“We have been studying black holes for so long that sometimes it’s easy to forget that none of us has seen one. This will leave an imprint on people’s memories.” Those were the words of France Córdova, director of the US National Science Foundation as she chaired the press briefing that unveiled the image of the black hole.
The image obtained has since become iconic – finding its way across social media platforms, news networks and more. While it is not an image of the black hole itself, it is an image of a black hole’s accretion disc, a ring of gas and dust that steadily “feeds” the monster within. The black hole itself cannot be photographed because nothing escapes the gravitational pull of the black hole – not even light.
The breakthrough image was captured by the Event Horizon Telescope (EHT), an array of eight radio telescopes with more than 200 scientists working on them. The EHT was able to trace the outline of a massive black hole in the Messier 87 galaxy – about 55 million light years away from the earth. The EHT picked up radiation emitted by particles within the disc which experience extremely hot temperatures and are in constant motion at close to the speed of light before they disappear down the black hole.
The existence of black holes has been postulated by Albert Einstein in his theory of relativity, despite his own scepticism about their existence. However, since those days, increasing evidence has pointed toward their presence in space. The EHT focused their attentions on two particular black holes – one within the Milky Way galaxy (called Sagittarius A) and the other one on Messier 87. M87 was the one which yielded and scientists are hopeful of getting an image from Sagittarius A at some point in the near future.
Capturing the image also required a lot of patience as there needed to be perfect weather conditions across all the sites involved in the project. Hydrogen masers, which are atomic clocks, coordinated the observations from the eight sites, and the resultant data generated filled up to half a tonne of hard drives. And they have already led to some interesting observations about an environment whose gravitational pull is so fierce that reality is different and distorted from what we normally know it to be. At the event horizon, light is bent in a perfect loop around the black hole.
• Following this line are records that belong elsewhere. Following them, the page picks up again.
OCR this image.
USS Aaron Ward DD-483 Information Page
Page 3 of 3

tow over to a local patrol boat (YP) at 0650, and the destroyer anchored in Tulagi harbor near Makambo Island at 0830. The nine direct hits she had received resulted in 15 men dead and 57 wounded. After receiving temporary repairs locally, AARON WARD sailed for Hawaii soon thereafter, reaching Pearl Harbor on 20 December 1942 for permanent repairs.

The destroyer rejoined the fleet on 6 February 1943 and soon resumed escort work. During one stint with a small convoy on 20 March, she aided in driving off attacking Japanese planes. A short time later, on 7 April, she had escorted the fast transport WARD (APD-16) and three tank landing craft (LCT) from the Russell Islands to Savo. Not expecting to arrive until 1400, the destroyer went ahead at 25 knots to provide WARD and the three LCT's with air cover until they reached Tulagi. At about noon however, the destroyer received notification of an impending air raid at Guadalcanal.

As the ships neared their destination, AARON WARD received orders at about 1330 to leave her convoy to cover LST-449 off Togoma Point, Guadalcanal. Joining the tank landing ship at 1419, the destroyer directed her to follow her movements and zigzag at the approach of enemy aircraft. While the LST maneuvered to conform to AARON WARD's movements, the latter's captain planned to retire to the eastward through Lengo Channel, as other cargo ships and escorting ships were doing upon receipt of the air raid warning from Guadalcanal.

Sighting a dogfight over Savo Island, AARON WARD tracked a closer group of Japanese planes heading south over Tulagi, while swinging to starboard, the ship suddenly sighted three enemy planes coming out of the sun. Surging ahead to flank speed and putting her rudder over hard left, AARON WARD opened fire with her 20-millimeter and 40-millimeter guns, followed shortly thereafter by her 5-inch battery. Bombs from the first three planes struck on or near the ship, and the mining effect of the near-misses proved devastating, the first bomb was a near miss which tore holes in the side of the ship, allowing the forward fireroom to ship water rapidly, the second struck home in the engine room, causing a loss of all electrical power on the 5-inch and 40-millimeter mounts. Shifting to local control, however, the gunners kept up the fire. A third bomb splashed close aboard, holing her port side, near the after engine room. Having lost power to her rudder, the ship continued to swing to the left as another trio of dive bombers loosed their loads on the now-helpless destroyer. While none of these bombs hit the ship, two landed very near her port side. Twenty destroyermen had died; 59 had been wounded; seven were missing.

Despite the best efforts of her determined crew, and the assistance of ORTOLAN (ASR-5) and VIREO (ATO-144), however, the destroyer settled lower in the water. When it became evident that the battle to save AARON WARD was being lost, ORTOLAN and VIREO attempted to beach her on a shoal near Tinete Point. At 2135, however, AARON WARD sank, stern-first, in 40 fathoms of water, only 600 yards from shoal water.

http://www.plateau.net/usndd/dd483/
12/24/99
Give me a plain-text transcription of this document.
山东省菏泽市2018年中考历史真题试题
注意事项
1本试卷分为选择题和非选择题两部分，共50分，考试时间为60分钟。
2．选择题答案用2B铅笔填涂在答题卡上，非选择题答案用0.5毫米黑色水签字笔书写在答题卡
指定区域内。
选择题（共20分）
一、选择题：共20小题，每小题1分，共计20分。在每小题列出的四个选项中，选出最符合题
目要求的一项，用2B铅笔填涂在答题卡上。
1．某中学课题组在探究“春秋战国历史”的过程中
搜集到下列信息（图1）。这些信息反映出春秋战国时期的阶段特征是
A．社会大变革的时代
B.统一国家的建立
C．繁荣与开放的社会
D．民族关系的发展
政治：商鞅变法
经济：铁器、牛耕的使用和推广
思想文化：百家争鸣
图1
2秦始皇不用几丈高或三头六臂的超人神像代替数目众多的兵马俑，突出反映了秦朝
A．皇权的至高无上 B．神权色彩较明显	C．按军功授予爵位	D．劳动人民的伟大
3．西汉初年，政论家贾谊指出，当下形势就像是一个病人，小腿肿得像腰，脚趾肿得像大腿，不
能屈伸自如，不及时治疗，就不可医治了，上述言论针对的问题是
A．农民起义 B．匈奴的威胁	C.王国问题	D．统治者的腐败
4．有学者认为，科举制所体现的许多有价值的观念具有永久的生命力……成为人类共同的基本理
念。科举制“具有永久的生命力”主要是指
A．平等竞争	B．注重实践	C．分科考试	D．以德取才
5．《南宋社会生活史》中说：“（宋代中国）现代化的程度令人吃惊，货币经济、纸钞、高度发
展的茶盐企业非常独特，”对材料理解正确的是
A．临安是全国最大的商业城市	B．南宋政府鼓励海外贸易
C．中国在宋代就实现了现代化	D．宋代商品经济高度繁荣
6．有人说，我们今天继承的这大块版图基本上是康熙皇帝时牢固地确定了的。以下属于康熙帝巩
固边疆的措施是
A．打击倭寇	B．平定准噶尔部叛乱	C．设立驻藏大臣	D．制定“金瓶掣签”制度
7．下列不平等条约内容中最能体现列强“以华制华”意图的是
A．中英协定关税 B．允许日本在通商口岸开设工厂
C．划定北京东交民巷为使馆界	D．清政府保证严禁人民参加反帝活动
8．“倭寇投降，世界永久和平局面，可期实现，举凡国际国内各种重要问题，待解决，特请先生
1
Einstein’s theory also predicted a rounded shape of the black hole’s halo – something that the EHT findings have corroborated.
The one obstacle that they may however, not be able to overcome is finding out what is inside the black hole itself. That, according to Heino Falcke, chair of the EHT science council, who is based at Radboud University in the Netherlands, may be a step too far. He says, “The big question for me is whether we’ll ever be able to transcend that limit. The answer may be maybe not. That’s frustrating but we’ll have to accept it.”
The EHT is based on a key algorithm devised by former MIT student Katie Bouman. Katie, a computer scientist currently at CalTech, developed an algorithm while studying at the famous Cambridge institution that allowed combining the data from the eight different locations as well as filtering out any confounding factors such as atmospheric humidity for example, in order to generate a comprehensive single image. After rigorous testing, Bouman’s algorithm eventually played a key role in allowing us to get closer to seeing something whose existence has been known for some time but never actually been seen.